Platform Engineering vs Enterprise Architecture
In reviewing this book I was struck by similarities to enterprise architecture. Enterprise Architects reading this book will recognise familiar concepts, if expressed differently. Although similar to enterprise architecture principles, there are differences in focus.
Both platform engineering (as described in this book) and enterprise architecture emphasise standardisation. For platform engineering, limiting the primitives and API encapsulation is a way to reduce complexity; for enterprise architecture the benefit is described as increasing the re-use of existing assets and ensuring consistency. For both platform engineers and enterprise architects, APIs increase asset re-use and hide the complexity of internal systems so that developers in other teams don’t need to take time to understand them in detail.
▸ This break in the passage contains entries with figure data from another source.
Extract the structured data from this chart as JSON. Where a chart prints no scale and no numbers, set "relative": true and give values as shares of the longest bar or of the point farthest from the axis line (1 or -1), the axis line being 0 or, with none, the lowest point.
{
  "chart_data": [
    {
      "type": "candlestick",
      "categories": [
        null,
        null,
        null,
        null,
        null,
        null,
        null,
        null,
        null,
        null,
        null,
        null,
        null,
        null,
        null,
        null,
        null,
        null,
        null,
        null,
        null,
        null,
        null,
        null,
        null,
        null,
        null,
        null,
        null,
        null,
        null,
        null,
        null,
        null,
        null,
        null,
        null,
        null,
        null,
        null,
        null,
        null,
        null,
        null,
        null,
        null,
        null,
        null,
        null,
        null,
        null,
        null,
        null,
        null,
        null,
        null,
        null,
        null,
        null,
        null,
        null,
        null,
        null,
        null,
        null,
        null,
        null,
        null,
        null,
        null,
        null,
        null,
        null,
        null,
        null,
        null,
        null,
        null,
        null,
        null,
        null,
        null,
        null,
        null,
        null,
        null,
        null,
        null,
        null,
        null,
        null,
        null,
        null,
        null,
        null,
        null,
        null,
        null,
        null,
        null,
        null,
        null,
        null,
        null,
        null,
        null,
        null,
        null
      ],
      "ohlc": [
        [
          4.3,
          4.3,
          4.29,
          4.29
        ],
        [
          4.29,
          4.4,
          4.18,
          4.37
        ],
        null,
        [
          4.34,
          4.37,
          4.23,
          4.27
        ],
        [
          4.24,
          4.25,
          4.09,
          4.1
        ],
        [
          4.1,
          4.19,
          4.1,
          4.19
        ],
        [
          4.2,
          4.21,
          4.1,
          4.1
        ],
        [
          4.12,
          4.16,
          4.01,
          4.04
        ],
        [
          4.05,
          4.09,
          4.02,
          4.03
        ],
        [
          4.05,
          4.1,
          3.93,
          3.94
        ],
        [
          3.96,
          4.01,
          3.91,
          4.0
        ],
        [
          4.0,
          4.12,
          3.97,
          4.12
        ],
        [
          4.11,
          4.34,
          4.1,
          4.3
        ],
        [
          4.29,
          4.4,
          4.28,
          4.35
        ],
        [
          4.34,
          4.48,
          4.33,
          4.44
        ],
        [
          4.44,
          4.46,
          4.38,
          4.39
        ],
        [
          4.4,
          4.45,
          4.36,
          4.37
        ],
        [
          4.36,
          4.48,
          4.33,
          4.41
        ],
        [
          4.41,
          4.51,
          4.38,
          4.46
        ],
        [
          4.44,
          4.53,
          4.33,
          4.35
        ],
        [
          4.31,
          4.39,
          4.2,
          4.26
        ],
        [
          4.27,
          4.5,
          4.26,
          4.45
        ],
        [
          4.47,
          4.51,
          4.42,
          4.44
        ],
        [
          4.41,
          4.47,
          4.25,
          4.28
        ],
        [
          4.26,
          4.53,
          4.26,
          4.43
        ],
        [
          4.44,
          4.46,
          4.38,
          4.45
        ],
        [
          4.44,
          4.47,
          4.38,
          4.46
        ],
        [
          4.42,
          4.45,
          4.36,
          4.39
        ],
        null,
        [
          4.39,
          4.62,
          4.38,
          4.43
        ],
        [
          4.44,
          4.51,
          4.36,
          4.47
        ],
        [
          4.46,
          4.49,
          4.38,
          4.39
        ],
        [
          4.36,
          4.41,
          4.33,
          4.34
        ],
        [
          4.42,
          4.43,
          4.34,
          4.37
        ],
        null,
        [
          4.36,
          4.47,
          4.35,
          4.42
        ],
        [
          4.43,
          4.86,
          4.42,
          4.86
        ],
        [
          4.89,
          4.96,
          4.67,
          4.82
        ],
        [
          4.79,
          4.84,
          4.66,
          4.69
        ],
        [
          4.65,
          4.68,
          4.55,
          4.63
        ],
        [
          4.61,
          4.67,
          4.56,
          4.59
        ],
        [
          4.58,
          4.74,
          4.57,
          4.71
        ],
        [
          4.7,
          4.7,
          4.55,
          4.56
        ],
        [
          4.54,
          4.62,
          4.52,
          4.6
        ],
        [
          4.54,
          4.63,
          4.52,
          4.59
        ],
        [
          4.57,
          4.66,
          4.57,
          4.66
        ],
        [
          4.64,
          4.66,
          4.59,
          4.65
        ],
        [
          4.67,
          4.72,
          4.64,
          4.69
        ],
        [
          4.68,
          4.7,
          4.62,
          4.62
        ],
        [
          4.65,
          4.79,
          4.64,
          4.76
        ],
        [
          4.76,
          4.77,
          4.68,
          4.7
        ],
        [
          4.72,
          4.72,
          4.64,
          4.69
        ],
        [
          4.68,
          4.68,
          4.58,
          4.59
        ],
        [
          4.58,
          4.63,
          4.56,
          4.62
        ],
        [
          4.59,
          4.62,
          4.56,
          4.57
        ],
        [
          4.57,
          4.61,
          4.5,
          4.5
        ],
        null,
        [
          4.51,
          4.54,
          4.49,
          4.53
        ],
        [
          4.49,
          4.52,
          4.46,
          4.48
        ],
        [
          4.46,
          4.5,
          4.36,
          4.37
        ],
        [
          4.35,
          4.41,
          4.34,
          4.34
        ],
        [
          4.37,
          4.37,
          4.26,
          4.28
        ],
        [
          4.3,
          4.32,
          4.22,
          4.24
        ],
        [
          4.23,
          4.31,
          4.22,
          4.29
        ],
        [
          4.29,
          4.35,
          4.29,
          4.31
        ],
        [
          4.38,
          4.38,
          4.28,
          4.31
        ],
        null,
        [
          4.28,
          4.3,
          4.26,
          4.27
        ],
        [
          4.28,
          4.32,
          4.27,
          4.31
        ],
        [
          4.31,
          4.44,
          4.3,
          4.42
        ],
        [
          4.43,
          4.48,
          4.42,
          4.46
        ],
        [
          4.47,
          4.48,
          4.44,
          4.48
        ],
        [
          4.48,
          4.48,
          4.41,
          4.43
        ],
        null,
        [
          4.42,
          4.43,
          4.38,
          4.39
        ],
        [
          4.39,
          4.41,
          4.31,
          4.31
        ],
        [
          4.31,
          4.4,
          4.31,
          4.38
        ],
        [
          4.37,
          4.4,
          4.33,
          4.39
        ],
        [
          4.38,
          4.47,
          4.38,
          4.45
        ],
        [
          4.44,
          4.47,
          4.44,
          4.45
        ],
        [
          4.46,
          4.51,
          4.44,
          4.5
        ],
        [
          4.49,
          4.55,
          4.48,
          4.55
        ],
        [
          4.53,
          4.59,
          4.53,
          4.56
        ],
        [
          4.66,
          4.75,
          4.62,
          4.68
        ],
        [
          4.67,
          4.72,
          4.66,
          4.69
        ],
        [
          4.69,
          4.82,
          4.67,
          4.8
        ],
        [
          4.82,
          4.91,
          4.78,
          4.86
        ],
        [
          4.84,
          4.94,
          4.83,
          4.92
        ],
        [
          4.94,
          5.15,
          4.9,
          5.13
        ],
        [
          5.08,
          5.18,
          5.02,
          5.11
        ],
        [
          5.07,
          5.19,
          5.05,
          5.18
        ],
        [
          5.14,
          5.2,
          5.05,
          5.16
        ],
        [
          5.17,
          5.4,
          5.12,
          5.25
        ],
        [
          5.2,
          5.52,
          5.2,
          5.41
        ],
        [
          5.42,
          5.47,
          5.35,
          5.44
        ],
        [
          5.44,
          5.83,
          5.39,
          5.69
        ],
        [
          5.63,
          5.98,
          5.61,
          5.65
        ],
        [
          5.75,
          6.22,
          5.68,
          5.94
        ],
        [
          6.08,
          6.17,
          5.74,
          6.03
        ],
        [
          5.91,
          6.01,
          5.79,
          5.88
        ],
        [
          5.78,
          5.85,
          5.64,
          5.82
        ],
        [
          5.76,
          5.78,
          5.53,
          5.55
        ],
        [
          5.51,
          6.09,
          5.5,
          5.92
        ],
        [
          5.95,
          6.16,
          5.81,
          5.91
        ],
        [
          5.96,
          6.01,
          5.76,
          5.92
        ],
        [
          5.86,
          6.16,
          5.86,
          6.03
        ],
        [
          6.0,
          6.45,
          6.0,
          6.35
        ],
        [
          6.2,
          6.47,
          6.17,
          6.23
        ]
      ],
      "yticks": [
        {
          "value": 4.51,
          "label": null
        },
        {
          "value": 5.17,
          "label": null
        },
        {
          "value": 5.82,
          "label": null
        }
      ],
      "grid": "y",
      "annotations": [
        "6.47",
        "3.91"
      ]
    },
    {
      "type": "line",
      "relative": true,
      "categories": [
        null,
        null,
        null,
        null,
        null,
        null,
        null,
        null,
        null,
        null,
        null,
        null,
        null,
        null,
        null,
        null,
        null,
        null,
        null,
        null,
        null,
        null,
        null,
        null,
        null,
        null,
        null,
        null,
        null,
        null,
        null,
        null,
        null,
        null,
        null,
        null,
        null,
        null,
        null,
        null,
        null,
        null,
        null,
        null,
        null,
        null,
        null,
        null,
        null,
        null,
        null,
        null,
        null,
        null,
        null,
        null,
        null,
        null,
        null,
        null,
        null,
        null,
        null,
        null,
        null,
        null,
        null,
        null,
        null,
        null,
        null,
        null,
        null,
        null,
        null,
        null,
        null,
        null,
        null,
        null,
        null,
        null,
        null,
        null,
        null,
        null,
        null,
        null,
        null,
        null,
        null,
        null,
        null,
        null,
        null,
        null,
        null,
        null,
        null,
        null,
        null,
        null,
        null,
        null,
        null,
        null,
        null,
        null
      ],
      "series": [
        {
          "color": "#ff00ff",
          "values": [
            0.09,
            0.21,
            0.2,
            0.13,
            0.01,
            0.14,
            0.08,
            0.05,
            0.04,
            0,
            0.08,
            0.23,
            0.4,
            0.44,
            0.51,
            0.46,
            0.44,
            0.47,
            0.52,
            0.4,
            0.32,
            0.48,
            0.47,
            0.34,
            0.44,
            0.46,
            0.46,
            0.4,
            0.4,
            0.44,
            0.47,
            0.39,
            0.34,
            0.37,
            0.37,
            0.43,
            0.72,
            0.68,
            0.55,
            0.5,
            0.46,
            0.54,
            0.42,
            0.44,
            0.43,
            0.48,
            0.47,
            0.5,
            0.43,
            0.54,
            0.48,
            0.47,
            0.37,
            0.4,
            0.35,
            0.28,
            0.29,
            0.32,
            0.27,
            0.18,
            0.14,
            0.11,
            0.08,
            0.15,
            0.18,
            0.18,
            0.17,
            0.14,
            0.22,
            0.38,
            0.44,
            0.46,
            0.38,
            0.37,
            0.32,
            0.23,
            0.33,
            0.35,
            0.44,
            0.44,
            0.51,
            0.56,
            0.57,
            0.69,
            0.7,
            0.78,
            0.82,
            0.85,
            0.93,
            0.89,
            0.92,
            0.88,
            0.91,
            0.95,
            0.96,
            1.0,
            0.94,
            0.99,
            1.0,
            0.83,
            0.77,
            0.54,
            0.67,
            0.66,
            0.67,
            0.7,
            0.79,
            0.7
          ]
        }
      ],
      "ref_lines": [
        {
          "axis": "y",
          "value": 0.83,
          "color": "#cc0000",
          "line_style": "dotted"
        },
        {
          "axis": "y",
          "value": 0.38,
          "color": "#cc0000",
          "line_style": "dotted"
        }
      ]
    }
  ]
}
Enterprise architects appreciate the added benefit of looser coupling between systems, reducing the impact of change in one system on another.
Platform engineering focuses on the developer experience in using the building blocks provided by the platform. Enterprise architecture seeks to balance standardisation with business flexibility, and codifying governance as Architecture Decision Records (ADRs).
For organisations that have already embraced enterprise architecture, implementing platform engineering as explained in this book requires some mapping between the two frameworks, and deciding the organisation’s focus areas.
Conclusion
This book provides valuable insights for technical leaders looking to implement platform engineering practices. It offers practical guidance on addressing the complexity challenges facing modern technology organisations while acknowledging that successful implementation requires careful attention to both technical and organisational change management aspects.